If you inspect the device again, you should see that it’s now bound to the vfio-pci driver.

Run applications

The final step: running the applications we built and installed earlier. The pktgen application requires a small bit of configuration. Forunately everything we already have everything we need.
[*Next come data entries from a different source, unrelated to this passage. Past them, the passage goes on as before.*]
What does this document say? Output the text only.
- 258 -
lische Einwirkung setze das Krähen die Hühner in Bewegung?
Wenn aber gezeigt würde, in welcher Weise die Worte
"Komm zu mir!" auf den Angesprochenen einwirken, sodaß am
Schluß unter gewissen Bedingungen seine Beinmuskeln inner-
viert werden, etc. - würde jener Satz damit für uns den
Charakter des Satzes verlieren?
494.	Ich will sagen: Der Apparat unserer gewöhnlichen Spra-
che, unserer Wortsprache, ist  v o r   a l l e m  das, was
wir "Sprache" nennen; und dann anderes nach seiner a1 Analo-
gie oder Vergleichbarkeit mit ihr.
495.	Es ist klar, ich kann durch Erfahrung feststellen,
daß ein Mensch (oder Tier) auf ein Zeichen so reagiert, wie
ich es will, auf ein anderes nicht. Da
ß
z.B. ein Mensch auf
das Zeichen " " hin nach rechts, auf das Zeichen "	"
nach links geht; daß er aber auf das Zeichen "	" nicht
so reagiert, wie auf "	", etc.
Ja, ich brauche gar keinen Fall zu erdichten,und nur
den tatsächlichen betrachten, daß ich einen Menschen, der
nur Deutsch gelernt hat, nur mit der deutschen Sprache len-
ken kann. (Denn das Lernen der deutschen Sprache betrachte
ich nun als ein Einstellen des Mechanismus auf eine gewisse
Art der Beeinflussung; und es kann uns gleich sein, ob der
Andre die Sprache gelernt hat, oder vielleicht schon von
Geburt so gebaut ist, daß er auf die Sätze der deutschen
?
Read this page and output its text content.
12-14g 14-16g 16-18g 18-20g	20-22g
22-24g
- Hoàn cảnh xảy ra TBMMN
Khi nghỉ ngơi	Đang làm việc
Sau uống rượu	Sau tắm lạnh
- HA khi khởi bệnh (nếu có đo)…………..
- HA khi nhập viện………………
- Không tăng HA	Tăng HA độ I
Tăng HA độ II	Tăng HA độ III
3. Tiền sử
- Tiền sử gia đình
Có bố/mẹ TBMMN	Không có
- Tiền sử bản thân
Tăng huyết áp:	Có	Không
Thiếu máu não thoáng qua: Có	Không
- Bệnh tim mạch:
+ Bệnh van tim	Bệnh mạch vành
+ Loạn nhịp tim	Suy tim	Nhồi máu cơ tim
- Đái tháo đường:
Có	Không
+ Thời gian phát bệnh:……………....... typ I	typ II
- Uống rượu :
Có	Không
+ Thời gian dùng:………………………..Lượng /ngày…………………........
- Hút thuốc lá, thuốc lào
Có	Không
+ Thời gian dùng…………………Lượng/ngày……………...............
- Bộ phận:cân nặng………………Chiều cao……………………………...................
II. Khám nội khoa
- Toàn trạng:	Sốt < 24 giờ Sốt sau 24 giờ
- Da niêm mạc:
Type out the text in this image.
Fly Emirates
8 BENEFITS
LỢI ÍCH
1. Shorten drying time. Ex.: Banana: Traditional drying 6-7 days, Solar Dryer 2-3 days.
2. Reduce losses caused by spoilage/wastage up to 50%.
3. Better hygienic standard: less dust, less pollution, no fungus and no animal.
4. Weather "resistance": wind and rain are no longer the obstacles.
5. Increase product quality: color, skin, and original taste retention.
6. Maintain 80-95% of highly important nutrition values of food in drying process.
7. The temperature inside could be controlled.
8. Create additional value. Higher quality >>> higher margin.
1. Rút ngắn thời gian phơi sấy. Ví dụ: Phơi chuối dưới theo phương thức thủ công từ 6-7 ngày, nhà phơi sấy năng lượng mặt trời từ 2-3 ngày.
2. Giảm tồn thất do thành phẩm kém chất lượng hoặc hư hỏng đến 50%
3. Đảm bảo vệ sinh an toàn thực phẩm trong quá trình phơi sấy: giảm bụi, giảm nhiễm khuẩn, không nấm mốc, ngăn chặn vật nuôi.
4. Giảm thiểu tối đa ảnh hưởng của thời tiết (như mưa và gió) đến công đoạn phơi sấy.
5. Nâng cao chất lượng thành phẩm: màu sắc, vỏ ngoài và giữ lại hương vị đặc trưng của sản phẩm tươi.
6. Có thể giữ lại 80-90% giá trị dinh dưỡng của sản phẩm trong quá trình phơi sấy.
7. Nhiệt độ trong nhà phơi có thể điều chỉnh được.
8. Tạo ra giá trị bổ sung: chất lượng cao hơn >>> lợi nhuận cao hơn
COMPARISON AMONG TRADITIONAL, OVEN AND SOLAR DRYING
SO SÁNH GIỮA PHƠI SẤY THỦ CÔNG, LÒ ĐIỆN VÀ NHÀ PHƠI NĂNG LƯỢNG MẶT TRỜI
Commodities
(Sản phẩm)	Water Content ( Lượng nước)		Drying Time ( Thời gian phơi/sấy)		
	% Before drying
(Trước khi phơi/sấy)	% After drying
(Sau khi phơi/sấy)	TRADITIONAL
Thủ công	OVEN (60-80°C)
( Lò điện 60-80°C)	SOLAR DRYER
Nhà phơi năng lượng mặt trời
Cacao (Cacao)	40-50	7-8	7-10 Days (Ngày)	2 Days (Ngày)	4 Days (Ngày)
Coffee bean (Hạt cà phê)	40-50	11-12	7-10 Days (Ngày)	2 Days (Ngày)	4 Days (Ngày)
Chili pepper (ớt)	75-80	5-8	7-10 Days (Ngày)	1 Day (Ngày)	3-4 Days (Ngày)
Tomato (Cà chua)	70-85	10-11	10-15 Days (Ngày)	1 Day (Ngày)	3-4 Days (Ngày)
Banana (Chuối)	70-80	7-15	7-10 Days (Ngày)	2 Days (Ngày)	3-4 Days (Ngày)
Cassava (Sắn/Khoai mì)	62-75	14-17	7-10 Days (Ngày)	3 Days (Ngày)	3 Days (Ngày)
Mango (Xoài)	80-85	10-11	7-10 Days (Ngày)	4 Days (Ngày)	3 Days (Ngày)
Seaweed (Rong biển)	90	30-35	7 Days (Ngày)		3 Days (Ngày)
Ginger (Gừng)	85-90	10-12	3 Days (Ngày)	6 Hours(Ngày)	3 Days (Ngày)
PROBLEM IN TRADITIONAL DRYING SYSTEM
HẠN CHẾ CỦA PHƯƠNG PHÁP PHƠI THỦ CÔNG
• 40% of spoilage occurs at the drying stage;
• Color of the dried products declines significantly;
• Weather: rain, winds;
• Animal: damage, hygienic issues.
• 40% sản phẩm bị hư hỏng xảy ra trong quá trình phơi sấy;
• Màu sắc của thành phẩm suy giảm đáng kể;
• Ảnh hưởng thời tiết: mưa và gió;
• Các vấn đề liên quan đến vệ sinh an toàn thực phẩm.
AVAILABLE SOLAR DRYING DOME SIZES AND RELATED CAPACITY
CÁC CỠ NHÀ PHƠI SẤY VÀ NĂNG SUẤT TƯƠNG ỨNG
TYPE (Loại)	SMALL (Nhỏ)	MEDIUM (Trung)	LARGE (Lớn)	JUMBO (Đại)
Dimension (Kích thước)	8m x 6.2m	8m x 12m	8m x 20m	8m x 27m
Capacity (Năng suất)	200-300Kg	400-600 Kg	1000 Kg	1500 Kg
Back on the host, run the following, which will create a configuration file using the MAC and IP address information we stored earlier:

$ cat << EOF > pktgen.pkt
stop 0
set 0 rate 0.1
set 0 ttl 10
set 0 proto udp
set 0 dport 8000
set 0 src mac ${tx_dpdk_mac}
set 0 dst mac ${rx_dpdk_mac}
set 0 src ip ${tx_dpdk_ip}/32
set 0 dst ip ${rx_dpdk_ip}
set 0 size 64
EOF

You can now copy this to the guest-tx instance:

$ scp pktgen.pkt centos@${tx_fip}:/home/centos

On the guest-rx instance, simply run:

LD_LIBRARY_PATH=/usr/local/lib64 /usr/local/bin/pktgen -l 1-3 -n 2 -- -P -m '2.0' -T

Then on the guest-tx instance, run:

LD_LIBRARY_PATH=/usr/local/lib64 /usr/local/bin/pktgen -l 1-3 -n 2 -- -P -m '2.0' -T -f pktgen.pkt

In the interactive prompt that appears, type start. You should see packets start flowing and being received by the pktgen instance running on guest-rx. You can stop this process by typing stop or simply quit.